Table 2 Quantitative evaluation results of the four different fusion methods in Figure 8.
Figure 8
figure 8

Fusion results of the T1-weighted MR and MRA images with different methods. (a) Original T1-weighted MR image; (b) original MRA image; (c) fused image by pixel averaging; (d) fused image by gradient pyramid; (e) fused image by DWT; (f) fused image by the proposed method.

5. Conclusions

The fusion of multimodal medical images plays an important role in many clinical applications for they can support more accurate information than any individual source image. This paper presents a novel wavelet-based approach for medical image fusion, which consists of three steps. In the first step, the medical images to be fused are decomposed into subimages by wavelet transform.

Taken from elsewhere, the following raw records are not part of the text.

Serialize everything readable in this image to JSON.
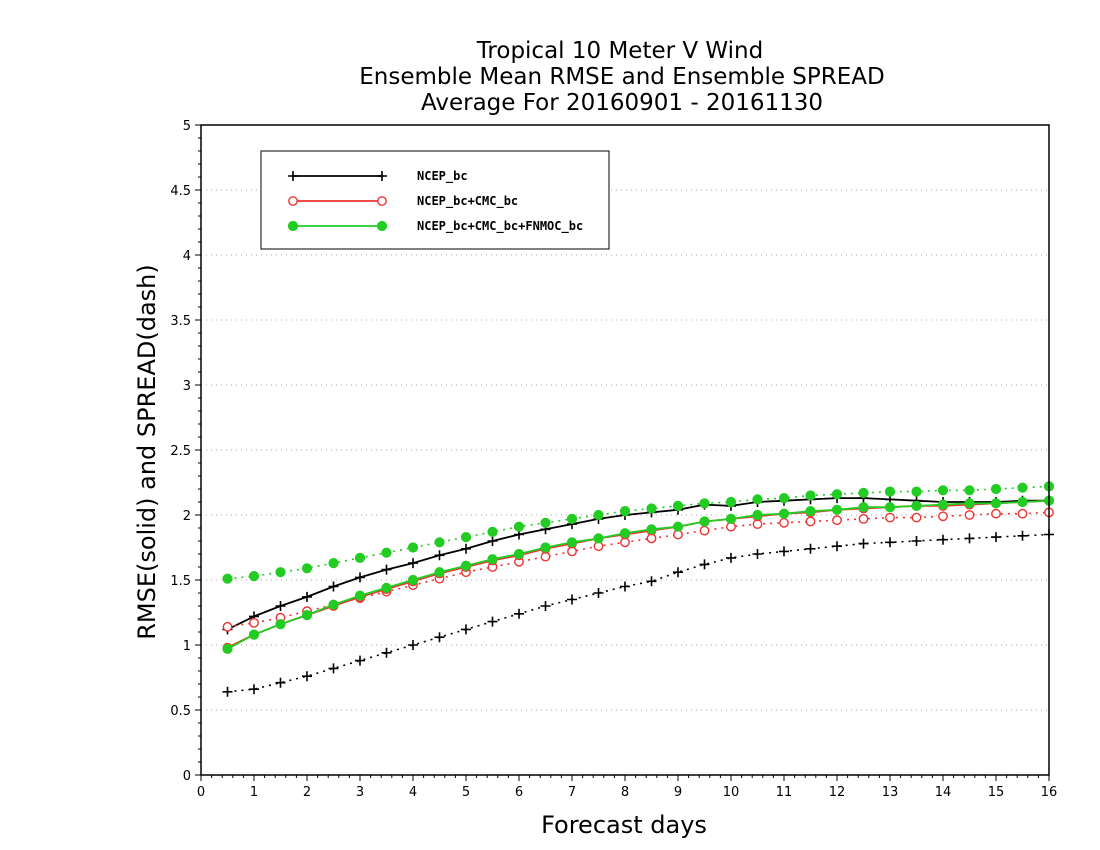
{
  "chart_data": {
    "type": "line",
    "title_lines": [
      "Tropical 10 Meter V Wind",
      "Ensemble Mean RMSE and Ensemble SPREAD",
      "Average For 20160901 - 20161130"
    ],
    "xlabel": "Forecast days",
    "ylabel": "RMSE(solid) and SPREAD(dash)",
    "xlim": [
      0,
      16
    ],
    "ylim": [
      0,
      5
    ],
    "xticks": [
      0,
      1,
      2,
      3,
      4,
      5,
      6,
      7,
      8,
      9,
      10,
      11,
      12,
      13,
      14,
      15,
      16
    ],
    "yticks": [
      0,
      0.5,
      1,
      1.5,
      2,
      2.5,
      3,
      3.5,
      4,
      4.5,
      5
    ],
    "ytick_labels": [
      "0",
      "0.5",
      "1",
      "1.5",
      "2",
      "2.5",
      "3",
      "3.5",
      "4",
      "4.5",
      "5"
    ],
    "grid": "horizontal dotted",
    "legend_placement": "top-left",
    "x": [
      0.5,
      1,
      1.5,
      2,
      2.5,
      3,
      3.5,
      4,
      4.5,
      5,
      5.5,
      6,
      6.5,
      7,
      7.5,
      8,
      8.5,
      9,
      9.5,
      10,
      10.5,
      11,
      11.5,
      12,
      12.5,
      13,
      13.5,
      14,
      14.5,
      15,
      15.5,
      16
    ],
    "series": [
      {
        "name": "NCEP_bc",
        "color": "#000000",
        "marker": "plus",
        "rmse": [
          1.12,
          1.22,
          1.3,
          1.37,
          1.45,
          1.52,
          1.58,
          1.63,
          1.69,
          1.74,
          1.8,
          1.85,
          1.89,
          1.93,
          1.97,
          2.0,
          2.02,
          2.04,
          2.08,
          2.07,
          2.1,
          2.11,
          2.12,
          2.13,
          2.13,
          2.12,
          2.11,
          2.1,
          2.1,
          2.1,
          2.11,
          2.11
        ],
        "spread": [
          0.64,
          0.66,
          0.71,
          0.76,
          0.82,
          0.88,
          0.94,
          1.0,
          1.06,
          1.12,
          1.18,
          1.24,
          1.3,
          1.35,
          1.4,
          1.45,
          1.49,
          1.56,
          1.62,
          1.67,
          1.7,
          1.72,
          1.74,
          1.76,
          1.78,
          1.79,
          1.8,
          1.81,
          1.82,
          1.83,
          1.84,
          1.85
        ]
      },
      {
        "name": "NCEP_bc+CMC_bc",
        "color": "#ee3333",
        "marker": "open-circle",
        "rmse": [
          0.98,
          1.08,
          1.16,
          1.23,
          1.3,
          1.37,
          1.43,
          1.49,
          1.55,
          1.6,
          1.65,
          1.69,
          1.74,
          1.78,
          1.82,
          1.85,
          1.88,
          1.91,
          1.95,
          1.97,
          1.99,
          2.01,
          2.02,
          2.04,
          2.05,
          2.06,
          2.07,
          2.07,
          2.08,
          2.09,
          2.1,
          2.11
        ],
        "spread": [
          1.14,
          1.17,
          1.21,
          1.26,
          1.31,
          1.36,
          1.41,
          1.46,
          1.51,
          1.56,
          1.6,
          1.64,
          1.68,
          1.72,
          1.76,
          1.79,
          1.82,
          1.85,
          1.88,
          1.91,
          1.93,
          1.94,
          1.95,
          1.96,
          1.97,
          1.98,
          1.98,
          1.99,
          2.0,
          2.01,
          2.01,
          2.02
        ]
      },
      {
        "name": "NCEP_bc+CMC_bc+FNMOC_bc",
        "color": "#22cc22",
        "marker": "filled-circle",
        "rmse": [
          0.97,
          1.08,
          1.16,
          1.23,
          1.31,
          1.38,
          1.44,
          1.5,
          1.56,
          1.61,
          1.66,
          1.7,
          1.75,
          1.79,
          1.82,
          1.86,
          1.89,
          1.91,
          1.95,
          1.97,
          2.0,
          2.01,
          2.03,
          2.04,
          2.06,
          2.06,
          2.07,
          2.08,
          2.09,
          2.09,
          2.1,
          2.11
        ],
        "spread": [
          1.51,
          1.53,
          1.56,
          1.59,
          1.63,
          1.67,
          1.71,
          1.75,
          1.79,
          1.83,
          1.87,
          1.91,
          1.94,
          1.97,
          2.0,
          2.03,
          2.05,
          2.07,
          2.09,
          2.1,
          2.12,
          2.13,
          2.15,
          2.16,
          2.17,
          2.18,
          2.18,
          2.19,
          2.19,
          2.2,
          2.21,
          2.22
        ]
      }
    ]
  }
}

In the second step, after considering the characteristics of HVS and the physical meaning of the wavelet coefficients, the coefficients of the low-frequency band and high-frequency bands are performed with different fusion strategies: the former is selected using a maximum visibility scheme, and the latter is selected by a maximum local variance rule. In order to improve the quality of the resultant image, all the combined coefficients are then performed by a window based consistency verification. In the last step, the fused image is constructed by the inverse wavelet transform with the composite coefficients. The performance of the proposed method is qualitatively and quantitatively compared with some existing fusion approaches. Experimental results show that the proposed method can preserve more useful information in the fused image with higher spatial resolution and less difference to the source images.